27 September 2017
RWsOS: a multi-purpose toolbox
RWsOS is the (Dutch) abbreviation for Rijkswaterstaat clustered operational systems. At the core of the RWsOS are seven operational systems, six of which are based on Delft-FEWS. In addition, it includes a system for scheduled file transfer and it is connected to a forecast archive (MATROOS). Each of the operational systems focusses on a specific region (namely: the North Sea, the lakes IJsselmeer and Markermeer, the estuarine region, and the rivers Rhine and Meuse) or application (specifically: drought forecasting, and the management of controlled water bodies). The main application of the region-specific systems is to provide an early warning service for extreme water levels, although the supply of information for other purposes, such as river and maritime transport, construction and recreation, has gained importance over the recent years.
The RWsOS depends on data provided by a large number of suppliers. In addition to the observations collected by Rijkswaterstaat itself, data is acquired from the Dutch water boards, multiple foreign water authorities, and the Dutch, German and French meteorological offices. The system brings together several sub-disciplines of environmental modelling, including hydrology, one- and two-dimensional hydrodynamics, data assimilation, and optimization. Information from the RWsOS is both shared internally within Rijkswaterstaat, as well as disseminated to the general public, the water boards, international partners, and other interested parties. The group of users and stake-holders involved in the RWsOS is thus large and relatively diverse. Contributing to its development is therefore an enriching experience.
RWsOS: a coherent operational system
Notwithstanding the difference in requirements for each of the operational systems, Rijkswaterstaat has recognized the importance of uniformity. This allows for efficient maintenance of the system, leads to shared benefits from developments, and improves the internal and external communication of results.

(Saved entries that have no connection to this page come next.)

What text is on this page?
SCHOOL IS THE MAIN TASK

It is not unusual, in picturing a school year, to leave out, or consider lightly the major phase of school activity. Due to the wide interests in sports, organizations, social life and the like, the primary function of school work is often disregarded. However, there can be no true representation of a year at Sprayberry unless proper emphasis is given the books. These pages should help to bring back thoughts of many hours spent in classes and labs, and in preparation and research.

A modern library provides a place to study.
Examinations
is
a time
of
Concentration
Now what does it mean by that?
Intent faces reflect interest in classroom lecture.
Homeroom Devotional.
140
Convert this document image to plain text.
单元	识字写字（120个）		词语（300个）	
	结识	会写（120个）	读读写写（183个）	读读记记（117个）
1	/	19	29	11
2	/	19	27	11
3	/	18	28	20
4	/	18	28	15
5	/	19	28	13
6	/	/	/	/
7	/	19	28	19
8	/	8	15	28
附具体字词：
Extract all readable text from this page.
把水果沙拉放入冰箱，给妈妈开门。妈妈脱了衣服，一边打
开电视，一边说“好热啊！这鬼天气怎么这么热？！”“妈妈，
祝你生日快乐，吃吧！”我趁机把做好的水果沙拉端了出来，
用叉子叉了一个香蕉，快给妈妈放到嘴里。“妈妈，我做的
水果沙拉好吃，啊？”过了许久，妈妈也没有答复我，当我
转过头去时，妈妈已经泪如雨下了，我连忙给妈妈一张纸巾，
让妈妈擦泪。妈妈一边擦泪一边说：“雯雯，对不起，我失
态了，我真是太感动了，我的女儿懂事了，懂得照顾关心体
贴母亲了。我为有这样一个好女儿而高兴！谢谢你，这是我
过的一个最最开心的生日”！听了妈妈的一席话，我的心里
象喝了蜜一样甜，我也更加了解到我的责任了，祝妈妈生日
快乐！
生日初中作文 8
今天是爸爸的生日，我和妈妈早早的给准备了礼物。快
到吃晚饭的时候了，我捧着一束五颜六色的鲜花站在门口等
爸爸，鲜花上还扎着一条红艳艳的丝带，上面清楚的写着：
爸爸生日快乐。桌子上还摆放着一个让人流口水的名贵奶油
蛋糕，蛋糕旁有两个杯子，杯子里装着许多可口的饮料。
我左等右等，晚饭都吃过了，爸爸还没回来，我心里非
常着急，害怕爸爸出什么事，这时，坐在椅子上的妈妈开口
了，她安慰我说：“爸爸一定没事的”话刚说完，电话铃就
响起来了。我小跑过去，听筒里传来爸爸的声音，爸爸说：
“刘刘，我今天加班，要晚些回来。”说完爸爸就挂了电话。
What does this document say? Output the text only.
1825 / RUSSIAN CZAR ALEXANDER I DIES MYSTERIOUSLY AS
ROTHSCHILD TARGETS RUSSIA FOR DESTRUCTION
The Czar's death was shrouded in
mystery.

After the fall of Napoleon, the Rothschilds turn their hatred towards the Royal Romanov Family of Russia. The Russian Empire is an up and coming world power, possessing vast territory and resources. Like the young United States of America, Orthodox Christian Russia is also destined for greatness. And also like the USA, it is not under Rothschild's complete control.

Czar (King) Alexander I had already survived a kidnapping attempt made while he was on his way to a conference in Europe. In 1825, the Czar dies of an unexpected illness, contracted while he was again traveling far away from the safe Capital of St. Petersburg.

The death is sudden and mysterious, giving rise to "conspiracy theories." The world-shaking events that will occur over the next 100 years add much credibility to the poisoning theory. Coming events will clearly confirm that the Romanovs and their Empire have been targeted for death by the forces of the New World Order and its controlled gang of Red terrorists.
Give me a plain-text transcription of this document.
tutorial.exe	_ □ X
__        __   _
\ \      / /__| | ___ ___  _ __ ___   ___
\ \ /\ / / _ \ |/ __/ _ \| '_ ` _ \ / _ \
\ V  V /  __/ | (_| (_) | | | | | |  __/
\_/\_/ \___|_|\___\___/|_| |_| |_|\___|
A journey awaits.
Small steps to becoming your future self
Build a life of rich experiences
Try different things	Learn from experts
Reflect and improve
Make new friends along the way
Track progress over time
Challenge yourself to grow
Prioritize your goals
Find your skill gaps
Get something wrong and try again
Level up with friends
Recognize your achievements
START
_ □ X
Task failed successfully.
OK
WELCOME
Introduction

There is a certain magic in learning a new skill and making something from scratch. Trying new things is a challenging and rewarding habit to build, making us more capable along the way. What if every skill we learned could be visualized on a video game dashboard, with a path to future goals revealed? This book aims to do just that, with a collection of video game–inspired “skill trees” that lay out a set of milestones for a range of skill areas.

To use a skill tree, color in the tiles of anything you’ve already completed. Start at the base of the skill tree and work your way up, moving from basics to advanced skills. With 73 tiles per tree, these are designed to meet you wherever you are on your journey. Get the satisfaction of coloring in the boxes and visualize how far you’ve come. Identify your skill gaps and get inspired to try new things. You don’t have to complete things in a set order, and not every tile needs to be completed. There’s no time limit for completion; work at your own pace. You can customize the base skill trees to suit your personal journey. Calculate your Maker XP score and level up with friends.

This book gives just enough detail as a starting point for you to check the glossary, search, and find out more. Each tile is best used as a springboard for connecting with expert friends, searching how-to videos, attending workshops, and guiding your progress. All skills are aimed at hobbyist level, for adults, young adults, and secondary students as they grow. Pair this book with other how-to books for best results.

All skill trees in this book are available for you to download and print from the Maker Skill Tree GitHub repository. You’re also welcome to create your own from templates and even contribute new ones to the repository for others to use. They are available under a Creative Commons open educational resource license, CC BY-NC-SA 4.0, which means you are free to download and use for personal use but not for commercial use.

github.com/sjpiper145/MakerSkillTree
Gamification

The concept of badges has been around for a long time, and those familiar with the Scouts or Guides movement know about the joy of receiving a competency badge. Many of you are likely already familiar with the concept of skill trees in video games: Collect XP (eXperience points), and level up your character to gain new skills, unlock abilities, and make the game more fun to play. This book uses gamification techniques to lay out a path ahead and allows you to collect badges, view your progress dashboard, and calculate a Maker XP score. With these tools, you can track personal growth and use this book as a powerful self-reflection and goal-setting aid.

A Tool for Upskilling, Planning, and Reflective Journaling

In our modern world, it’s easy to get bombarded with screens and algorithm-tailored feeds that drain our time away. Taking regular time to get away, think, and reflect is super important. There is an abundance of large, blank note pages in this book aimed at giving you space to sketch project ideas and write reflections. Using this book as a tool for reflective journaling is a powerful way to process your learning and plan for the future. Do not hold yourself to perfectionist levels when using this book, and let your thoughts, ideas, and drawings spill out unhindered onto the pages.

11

The common use of the Delft-FEWS software contributes significantly to the coherence of the RWsOS, while it is still sufficiently configurable to tailor each operational system to needs of its users. In addition, the clustered systems benefit from a single file transfer solution, a common archive and various standardized dissemination portals, such as waterinfo.rws.nl.
The maintenance and development of the RWsOS has been set up such that generic solutions are favoured. As an example, the forecast performance functionality is currently being redeveloped and extended. The result will be that each system uses the same measures of forecast performance, and that results are presented in uniform reports, in order to facilitate easy intercomparison.
We have just started the planning phase for next year's activities. I am looking forward to help Rijkswaterstaat with the adaption of the RWsOS to changing requirements in a sustainable way.